Will Sturm, Ruger & Company have a good Q4?
Sturm, Ruger & Company (Public, NYSE:RGR), who primarily designs, manufactures
and sells firearms to domestic consumers in the US, could be a prime target for your portfolio. The reason? Since the November elections, gun sales are up a massive 100-200%. Weapons dealers in much of the United States are reporting sharply higher sales since Barack Obama won the presidency a week ago.
Buyers and sellers say the surge is because of worries that Obama and a Democratic-controlled Congress will move to restrict firearm ownership, despite the insistence of campaign aides that the president-elect supports gun rights and considers the issue a low priority.
What it boils down to is gun owners are freaking out. And you, fellow Stockmasters, need to cash in on the panic.

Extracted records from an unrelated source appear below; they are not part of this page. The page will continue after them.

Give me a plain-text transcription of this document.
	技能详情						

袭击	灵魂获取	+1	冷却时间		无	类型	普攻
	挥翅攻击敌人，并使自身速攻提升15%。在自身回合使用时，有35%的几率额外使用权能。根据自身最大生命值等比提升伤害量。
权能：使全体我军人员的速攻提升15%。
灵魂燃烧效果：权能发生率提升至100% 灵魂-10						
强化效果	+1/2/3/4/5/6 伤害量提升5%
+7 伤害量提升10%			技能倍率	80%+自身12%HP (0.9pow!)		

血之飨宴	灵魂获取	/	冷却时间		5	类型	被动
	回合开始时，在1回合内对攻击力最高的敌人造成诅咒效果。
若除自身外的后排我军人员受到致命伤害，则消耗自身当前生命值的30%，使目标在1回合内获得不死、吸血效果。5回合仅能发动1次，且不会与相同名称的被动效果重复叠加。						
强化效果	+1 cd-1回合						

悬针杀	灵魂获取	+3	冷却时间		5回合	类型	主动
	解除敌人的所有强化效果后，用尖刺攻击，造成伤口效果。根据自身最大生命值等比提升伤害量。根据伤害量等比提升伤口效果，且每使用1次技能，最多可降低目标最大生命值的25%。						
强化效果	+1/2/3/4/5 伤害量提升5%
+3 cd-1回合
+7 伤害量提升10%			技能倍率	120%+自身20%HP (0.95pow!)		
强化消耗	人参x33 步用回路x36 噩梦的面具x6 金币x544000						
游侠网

"What people do is their own business, and if they decide to go out and buy guns they'll go out and buy guns, assuming that they are eligible to buy guns," John Podesta, the co-chairman of Obama's transition team, told reporters Sunday. "But I think that President-elect Obama has been clear in his campaign that what he wants to focus on is the economy, trying to get jobs growing again, dealing with the health care crisis, and dealing with our dependence on foreign oil."

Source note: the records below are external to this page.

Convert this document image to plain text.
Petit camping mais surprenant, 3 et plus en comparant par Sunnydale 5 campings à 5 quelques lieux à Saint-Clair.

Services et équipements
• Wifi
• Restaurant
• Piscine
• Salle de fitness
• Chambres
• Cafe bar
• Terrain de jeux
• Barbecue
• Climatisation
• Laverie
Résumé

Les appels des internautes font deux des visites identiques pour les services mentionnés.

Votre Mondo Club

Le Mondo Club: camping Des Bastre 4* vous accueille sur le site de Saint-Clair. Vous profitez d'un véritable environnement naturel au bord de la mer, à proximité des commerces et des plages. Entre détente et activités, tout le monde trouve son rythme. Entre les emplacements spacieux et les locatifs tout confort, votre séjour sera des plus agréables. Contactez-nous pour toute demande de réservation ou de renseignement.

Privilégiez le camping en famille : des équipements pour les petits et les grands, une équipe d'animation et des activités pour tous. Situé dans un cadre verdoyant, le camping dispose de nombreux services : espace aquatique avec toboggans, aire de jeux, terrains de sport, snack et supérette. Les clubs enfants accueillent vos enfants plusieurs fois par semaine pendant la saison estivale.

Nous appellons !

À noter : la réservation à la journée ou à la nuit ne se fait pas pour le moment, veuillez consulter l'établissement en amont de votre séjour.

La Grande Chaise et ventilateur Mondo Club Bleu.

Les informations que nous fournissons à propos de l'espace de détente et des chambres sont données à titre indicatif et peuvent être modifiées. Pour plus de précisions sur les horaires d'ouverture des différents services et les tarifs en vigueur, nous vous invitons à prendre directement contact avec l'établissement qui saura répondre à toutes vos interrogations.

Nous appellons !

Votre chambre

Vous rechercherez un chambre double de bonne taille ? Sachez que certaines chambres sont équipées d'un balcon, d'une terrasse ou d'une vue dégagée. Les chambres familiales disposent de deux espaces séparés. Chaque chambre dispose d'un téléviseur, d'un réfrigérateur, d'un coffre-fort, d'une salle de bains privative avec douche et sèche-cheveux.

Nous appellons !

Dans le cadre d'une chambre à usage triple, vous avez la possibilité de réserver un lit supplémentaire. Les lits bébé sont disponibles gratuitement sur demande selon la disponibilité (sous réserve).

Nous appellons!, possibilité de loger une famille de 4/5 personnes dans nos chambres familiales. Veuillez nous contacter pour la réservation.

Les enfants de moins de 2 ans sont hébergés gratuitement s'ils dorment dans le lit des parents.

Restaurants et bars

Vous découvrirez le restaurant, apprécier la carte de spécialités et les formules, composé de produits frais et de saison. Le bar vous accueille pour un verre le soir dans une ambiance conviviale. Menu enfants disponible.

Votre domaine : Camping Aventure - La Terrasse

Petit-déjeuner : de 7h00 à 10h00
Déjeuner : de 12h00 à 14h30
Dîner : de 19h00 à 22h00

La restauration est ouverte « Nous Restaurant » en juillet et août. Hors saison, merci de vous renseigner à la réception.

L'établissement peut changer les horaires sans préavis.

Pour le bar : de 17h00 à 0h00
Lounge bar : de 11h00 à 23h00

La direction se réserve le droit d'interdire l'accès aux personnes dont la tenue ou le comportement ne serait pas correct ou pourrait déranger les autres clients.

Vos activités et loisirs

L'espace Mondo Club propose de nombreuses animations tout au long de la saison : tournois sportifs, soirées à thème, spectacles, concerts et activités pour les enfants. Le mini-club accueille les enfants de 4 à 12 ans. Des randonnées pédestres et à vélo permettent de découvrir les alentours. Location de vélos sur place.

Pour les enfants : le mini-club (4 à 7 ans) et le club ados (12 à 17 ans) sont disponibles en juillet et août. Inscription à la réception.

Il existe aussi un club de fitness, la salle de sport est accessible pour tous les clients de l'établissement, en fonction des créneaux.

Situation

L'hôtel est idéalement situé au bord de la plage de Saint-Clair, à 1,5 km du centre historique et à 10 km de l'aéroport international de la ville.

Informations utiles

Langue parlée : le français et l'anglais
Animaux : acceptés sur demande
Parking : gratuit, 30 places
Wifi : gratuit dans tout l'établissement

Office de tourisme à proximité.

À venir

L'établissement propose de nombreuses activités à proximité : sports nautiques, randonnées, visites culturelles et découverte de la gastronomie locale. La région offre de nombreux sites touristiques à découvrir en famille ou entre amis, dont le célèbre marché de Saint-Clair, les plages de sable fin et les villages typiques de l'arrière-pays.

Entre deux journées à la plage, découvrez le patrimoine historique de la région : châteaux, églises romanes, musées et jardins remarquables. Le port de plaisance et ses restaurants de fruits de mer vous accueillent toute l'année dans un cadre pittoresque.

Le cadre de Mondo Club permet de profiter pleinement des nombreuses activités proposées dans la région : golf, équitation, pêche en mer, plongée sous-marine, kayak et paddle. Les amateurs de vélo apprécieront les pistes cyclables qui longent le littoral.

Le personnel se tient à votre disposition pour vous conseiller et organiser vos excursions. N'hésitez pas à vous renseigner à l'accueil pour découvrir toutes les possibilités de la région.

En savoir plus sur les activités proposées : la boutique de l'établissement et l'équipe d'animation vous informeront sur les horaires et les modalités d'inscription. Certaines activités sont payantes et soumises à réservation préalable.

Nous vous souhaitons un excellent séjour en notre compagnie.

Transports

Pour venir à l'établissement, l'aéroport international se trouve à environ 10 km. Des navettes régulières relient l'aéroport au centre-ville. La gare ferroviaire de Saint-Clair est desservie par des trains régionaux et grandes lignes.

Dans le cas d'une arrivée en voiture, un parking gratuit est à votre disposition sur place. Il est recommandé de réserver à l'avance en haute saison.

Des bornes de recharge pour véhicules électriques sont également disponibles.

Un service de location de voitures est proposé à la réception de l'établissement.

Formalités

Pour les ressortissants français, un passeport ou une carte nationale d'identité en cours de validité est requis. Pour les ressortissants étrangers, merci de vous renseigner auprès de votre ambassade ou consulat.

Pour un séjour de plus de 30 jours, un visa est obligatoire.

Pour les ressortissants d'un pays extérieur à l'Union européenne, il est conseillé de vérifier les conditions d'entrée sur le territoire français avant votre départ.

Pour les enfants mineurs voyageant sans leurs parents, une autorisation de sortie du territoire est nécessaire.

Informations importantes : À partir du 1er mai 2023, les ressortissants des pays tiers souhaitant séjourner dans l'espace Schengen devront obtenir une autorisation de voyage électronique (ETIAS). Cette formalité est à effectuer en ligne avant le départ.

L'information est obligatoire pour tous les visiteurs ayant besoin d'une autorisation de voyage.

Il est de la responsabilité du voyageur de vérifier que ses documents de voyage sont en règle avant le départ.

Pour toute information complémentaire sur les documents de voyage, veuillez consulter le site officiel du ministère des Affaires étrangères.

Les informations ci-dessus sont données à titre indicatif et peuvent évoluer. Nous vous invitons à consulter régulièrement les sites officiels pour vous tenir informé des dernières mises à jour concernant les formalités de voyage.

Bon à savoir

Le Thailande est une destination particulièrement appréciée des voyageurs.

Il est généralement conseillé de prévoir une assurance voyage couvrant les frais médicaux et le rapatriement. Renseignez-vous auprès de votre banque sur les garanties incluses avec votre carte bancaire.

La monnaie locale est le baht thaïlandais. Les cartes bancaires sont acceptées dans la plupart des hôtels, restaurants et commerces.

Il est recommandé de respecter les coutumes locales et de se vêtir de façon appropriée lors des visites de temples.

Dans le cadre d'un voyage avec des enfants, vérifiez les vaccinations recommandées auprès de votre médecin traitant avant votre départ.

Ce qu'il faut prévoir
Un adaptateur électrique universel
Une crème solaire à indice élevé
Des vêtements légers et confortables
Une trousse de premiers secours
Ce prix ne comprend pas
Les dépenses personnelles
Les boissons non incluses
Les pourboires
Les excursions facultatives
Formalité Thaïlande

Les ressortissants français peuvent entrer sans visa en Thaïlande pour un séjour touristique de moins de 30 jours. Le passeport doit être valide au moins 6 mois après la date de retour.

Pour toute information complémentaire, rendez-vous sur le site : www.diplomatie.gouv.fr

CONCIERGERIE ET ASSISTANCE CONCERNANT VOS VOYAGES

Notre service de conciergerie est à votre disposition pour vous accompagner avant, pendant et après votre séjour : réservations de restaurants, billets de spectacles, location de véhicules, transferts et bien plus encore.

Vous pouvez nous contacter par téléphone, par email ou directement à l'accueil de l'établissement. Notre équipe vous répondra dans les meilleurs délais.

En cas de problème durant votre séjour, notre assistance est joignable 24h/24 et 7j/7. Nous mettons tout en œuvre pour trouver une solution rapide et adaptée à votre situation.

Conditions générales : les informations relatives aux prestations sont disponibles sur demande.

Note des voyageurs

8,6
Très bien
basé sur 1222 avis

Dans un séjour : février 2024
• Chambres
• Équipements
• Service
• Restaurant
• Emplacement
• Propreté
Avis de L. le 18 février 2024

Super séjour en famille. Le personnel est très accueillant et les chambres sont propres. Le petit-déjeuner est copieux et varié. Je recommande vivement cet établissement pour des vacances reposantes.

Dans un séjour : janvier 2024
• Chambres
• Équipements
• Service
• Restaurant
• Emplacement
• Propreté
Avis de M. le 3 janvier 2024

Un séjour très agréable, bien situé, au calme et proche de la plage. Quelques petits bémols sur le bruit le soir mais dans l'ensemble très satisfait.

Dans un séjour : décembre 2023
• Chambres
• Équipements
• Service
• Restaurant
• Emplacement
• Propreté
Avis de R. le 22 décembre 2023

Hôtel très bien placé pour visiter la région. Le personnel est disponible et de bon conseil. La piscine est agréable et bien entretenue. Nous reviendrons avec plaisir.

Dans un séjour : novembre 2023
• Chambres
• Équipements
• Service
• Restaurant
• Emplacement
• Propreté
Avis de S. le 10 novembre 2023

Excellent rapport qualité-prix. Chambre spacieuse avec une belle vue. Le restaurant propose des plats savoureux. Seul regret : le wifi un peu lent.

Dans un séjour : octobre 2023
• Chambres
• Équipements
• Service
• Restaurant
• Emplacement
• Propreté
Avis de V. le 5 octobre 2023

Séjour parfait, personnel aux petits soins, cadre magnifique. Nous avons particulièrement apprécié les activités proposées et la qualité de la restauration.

Just take a look at this Google News Search:
http://news.google.com/news?hl=en&tab=wn&ned=us&q=gun+sales+up&ie=UTF-8&nolr=1&sa=N&start=10
This isn’t just Middle America here -- thousands of news sources are reporting all over the country that Gun Sales are spiking.

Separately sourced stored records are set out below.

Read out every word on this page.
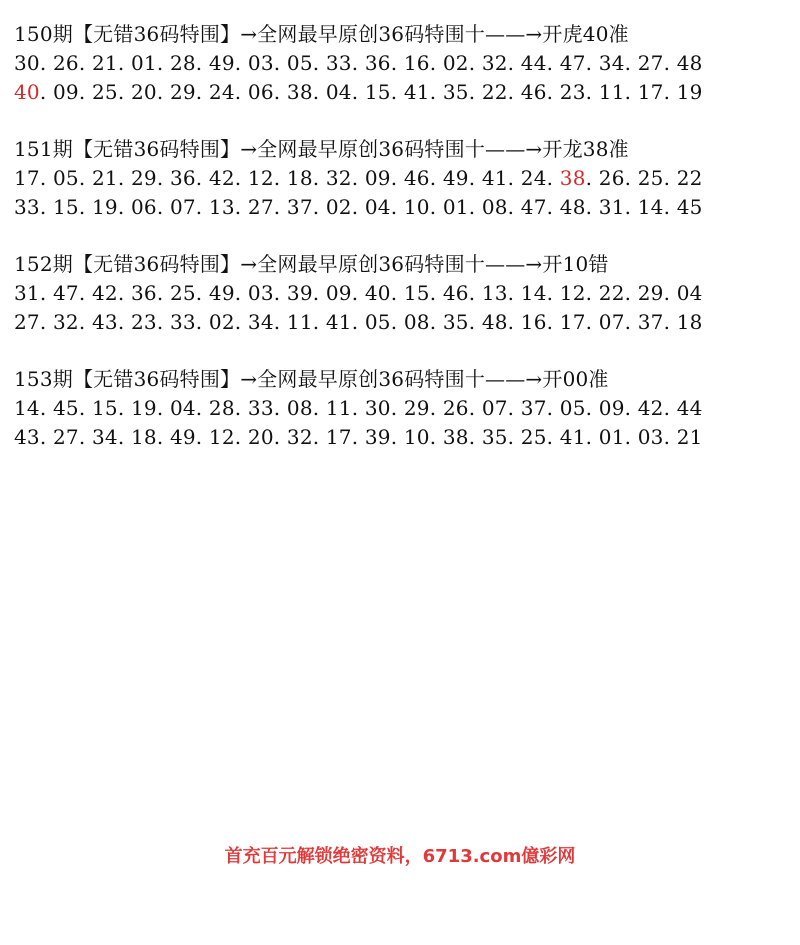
150期【无错36码特围】→全网最早原创36码特围十——→开虎40准
30. 26. 21. 01. 28. 49. 03. 05. 33. 36. 16. 02. 32. 44. 47. 34. 27. 48
40. 09. 25. 20. 29. 24. 06. 38. 04. 15. 41. 35. 22. 46. 23. 11. 17. 19
151期【无错36码特围】→全网最早原创36码特围十——→开龙38准
17. 05. 21. 29. 36. 42. 12. 18. 32. 09. 46. 49. 41. 24. 38. 26. 25. 22
33. 15. 19. 06. 07. 13. 27. 37. 02. 04. 10. 01. 08. 47. 48. 31. 14. 45
152期【无错36码特围】→全网最早原创36码特围十——→开10错
31. 47. 42. 36. 25. 49. 03. 39. 09. 40. 15. 46. 13. 14. 12. 22. 29. 04
27. 32. 43. 23. 33. 02. 34. 11. 41. 05. 08. 35. 48. 16. 17. 07. 37. 18
153期【无错36码特围】→全网最早原创36码特围十——→开00准
14. 45. 15. 19. 04. 28. 33. 08. 11. 30. 29. 26. 07. 37. 05. 09. 42. 44
43. 27. 34. 18. 49. 12. 20. 32. 17. 39. 10. 38. 35. 25. 41. 01. 03. 21
首充百元解锁绝密资料，6713.com億彩网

Ruger Shares have fallen from a high of $20 in 2007 down to $5.55 a share today. Another reason I like Ruger is their stock repurchase program. They recently repurchased 1.1 Million shares of its common stock, and still have $22 million in cash left over and no debt.
The downside of Ruger is that gun sales aren’t going to stay this high forever. The panic will subside at some point, and people will realize that the Obama administration isn’t going to ban sales of handguns. In spite of that, there is an opportunity to make money on Q4 earnings. As we get closer to the earnings report in Q1, shares should begin to rise in preperation. Whether or not shares stay high is questionable though, so this may be a quick in-and-out play.